(Não me lembro de ter um título tão curto para um post,
sobretudo quando comparado com o caráter devastador da situação económica que
está associada aquela percentagem. É do impacto
pandémico no turismo que falo, projetado num território, a Região Autónoma da
Madeira, que estruturou o seu modelo de especialização em torno desse ativo.
Os jornais de ontem referiam com algum estrondo que, juntando trabalhadores
desempregados e em situação de lay-off empresarial, 45% da população
ativa madeirense estava abrangida pelo
estatuto de inatividade forçada. É de facto um número de peso, preocupante
quanto baste e que sobretudo demonstra uma ideia que tenho vindo a destacar
desde o início das manifestações pandémicas. A crise económica e social
suscitada pela pandemia é, em muitos territórios, muito mais do que
proporcional à incidência da crise sanitária.
Os países ou regiões -ilhas ou arquipélagos apresentam características
muito particulares em matéria de efeitos combinados da crise sanitária e da
crise económica associada. Por um lado, têm boas condições para controlar o
surto epidémico, fechando temporariamente fronteiras e manejando a sua pequena
dimensão para seguir com rigor os processos de rastreabilidade. Por outro lado,
ficam colocados num trade-off cuja permanência não é sustentável por
muito tempo. Permanecer encerrados permite estabilizar o surto mas isso suscita
um custo desproporcionado em termos de animação das atividades económicas que
dependem dessa abertura.
É neste quadro já em si problemático que se juntam os efeitos da
monoespecialização turística.
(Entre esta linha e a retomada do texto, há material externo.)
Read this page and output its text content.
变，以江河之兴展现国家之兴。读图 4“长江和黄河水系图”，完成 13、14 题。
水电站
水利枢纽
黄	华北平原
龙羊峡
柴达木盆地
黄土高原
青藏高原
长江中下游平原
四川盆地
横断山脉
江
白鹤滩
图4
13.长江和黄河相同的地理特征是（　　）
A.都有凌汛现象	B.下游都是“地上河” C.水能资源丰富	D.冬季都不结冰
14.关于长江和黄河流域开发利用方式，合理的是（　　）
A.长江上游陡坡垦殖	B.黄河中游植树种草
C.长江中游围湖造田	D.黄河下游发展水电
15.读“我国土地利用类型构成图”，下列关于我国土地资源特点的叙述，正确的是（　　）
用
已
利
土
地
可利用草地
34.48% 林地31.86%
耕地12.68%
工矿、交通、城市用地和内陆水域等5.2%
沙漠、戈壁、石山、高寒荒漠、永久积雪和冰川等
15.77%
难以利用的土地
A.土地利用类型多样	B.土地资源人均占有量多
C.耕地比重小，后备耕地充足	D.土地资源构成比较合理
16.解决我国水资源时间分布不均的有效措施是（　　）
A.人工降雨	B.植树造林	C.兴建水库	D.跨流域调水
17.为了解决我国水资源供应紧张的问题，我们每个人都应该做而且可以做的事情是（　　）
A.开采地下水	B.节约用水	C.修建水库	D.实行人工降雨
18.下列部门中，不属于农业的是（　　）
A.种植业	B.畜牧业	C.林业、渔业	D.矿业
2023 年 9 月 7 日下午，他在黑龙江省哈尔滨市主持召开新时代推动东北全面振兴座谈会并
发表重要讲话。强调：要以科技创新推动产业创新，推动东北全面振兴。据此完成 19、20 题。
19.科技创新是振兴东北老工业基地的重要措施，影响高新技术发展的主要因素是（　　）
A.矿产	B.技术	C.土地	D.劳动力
Os economistas que estudaram a armadilha dos
recursos naturais, de que o turismo é uma variante com algumas
particularidades, sabem que a diversificação e intensificação em conhecimento
de uma economia baseada no turismo enfrenta obstáculos sérios, dada a pujança
do binómio turismo-imobiliário, ao qual na RAM se adicionaram ciclos vigorosos
de investimento em infraestruturas. Esses ciclos estão esgotados há muito
tempo, mas tem sido difícil avançar para uma outra lógica motora do crescimento
económico. Por isso, nessas economias é mais difícil promover a reatividade nos
processos de realocação de recursos estimulando a dinamização de novas
atividades económicas.
Acresce que 45% de ativos parados por força dos efeitos pandémicos tenderá,
por mais relevantes que sejam as ajudas à paragem, a gerar uma crise social de
grandes proporções, que é, ela própria, nociva para a afirmação do destino
turístico. A Região já viveu períodos de forte crise social induzida pela
quebra da procura turística e sabe como é crucial almofadar essas situações
para não perturbar a recuperação da procura.
Por isso, no quadro do trade-off atrás assinalado, a Região intui
que vale a pena o risco da abertura controlada do transporte aéreo, sobretudo
num modelo de rigoroso acompanhamento de possíveis casos importados que
tenderão a emergir com a chegada dos primeiros turistas. O número de 93 casos
confirmados até à quase estabilização interna concede alguma margem de manobra
à atração de alguma procura turística convencida pelo “clean and safe”
madeirense acompanhada da sua inexcedível capacidade de bem receber. Esse
modelo de abertura mais gradual e pensado do que a armadilha dos corredores
aéreos exige, porém, um elevado esforço financeiro na manutenção de condições
mínimas de proteção social e de rendimento.
Esperando que a Região e o Governo da República consigam aguentar a
situação até que a procura turística possa ser recuperada, a Região tem
entretanto à sua frente o enorme desafio de questionar o seu modelo de
desenvolvimento e, no quadro do período de programação que está aí à porta,
começar a desenhar uma trajetória de evolução que reduza a sua vulnerabilidade
face à monoespecialização turística. Não se trata de rejeitar essa tradição e a
proficiência que foi sendo construída nessa atividade. Trata-se, apenas, de
paulatinamente construir novos pilares para com ela interagir, potenciando a
flexibilidade de adaptação em tempos críticos.